Graduate student Christine Palermo and adviser Thomas Gasiewicz,

Ph.D., set out to measure the effects of the chemicals found in green tea on a

molecule known as the aryl hydrocarbon (AH) receptor, a molecule that frequently

plays a role in turning on genes that are oftentimes harmful. Gasiewicz has

previously shown how both tobacco smoke and dioxin manipulate the molecule – a

favorite target of toxic substances – to cause havoc within the body, and

currently he’s working with scientists at the James P. Wilmot Cancer Center to

clarify exactly how substances like tobacco smoke cause cancer.

 

 

The team isolated the chemicals that make up green tea and found two

that inhibit AH activity. The two substances, epigallocatechingallate (EGCG) and

epigallocatechin (EGC), are close molecular cousins to other flavonoids found in

broccoli, cabbage, grapes and red wine that are known to help prevent cancer.

 

 

While green tea has been much-ballyhooed for its anti-cancer effects

as well as other purported abilities such as preventing rheumatoid arthritis and

lowering cholesterol, just how the substance works has been a mystery.
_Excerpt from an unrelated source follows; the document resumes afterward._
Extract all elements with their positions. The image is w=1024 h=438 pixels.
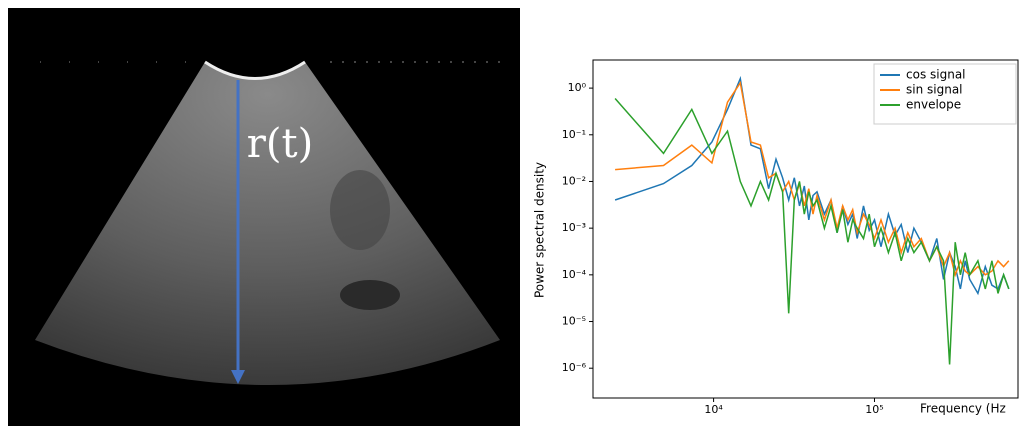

Scientists do know that green tea contains chemicals that are anti-oxidants and

quench harmful molecules. But its effects on the AH receptor have not been

thoroughly evaluated until now.

 

 

“It’s likely that the compounds in green tea act through many

different pathways,” says Gasiewicz, professor and chair of Environmental

Medicine and director of Rochester’s Environmental Health Science Center. “Green

tea may work differently than we thought to exert its anti-cancer activity.”

 

 

Gasiewicz and Palermo showed that the chemicals shut down the AH

receptor in cancerous mouse cells, and early results indicate the same is true

in human cells as well.

 

 

In the laboratory the AH-inhibiting effects of green tea become

evident when EGCG and EGC reach levels typical of those found in a cup of green

tea. But the scientists say that how green tea is metabolized by the body is

crucial to its effectiveness, and that results in the laboratory don’t

necessarily translate directly to the dinner table.

 

 

“Right now we don’t know if drinking the amount of green tea that a

person normally drinks would make a difference, but the work is giving us

insight into how the proteins work,” says Palermo, who enjoys cold green tea

herself. “There are a lot of differences between various kinds of green tea, so

a lot more research is needed.”

 

 

For this work Palermo received the award for best poster in the

chemical carcinogenesis specialty section at the meeting of the Society of

Toxicology in March. Now she is studying exactly how green tea inhibits the AH

receptor. After she graduates Palermo plans to study links between environmental

agents and childhood leukemia.

 

 

In addition to Palermo and Gasiewicz, other authors are former

post-doctoral associate Jose Martin Hernando and chemist Andrew Kende, who

teased apart the components of green tea extract; and Stephen Dertinger, a

former student who first had the idea to test green tea’s effects on the AH

receptor. The work was funded by the National Institute of Environmental Health

Sciences and the American Institute for Cancer Research.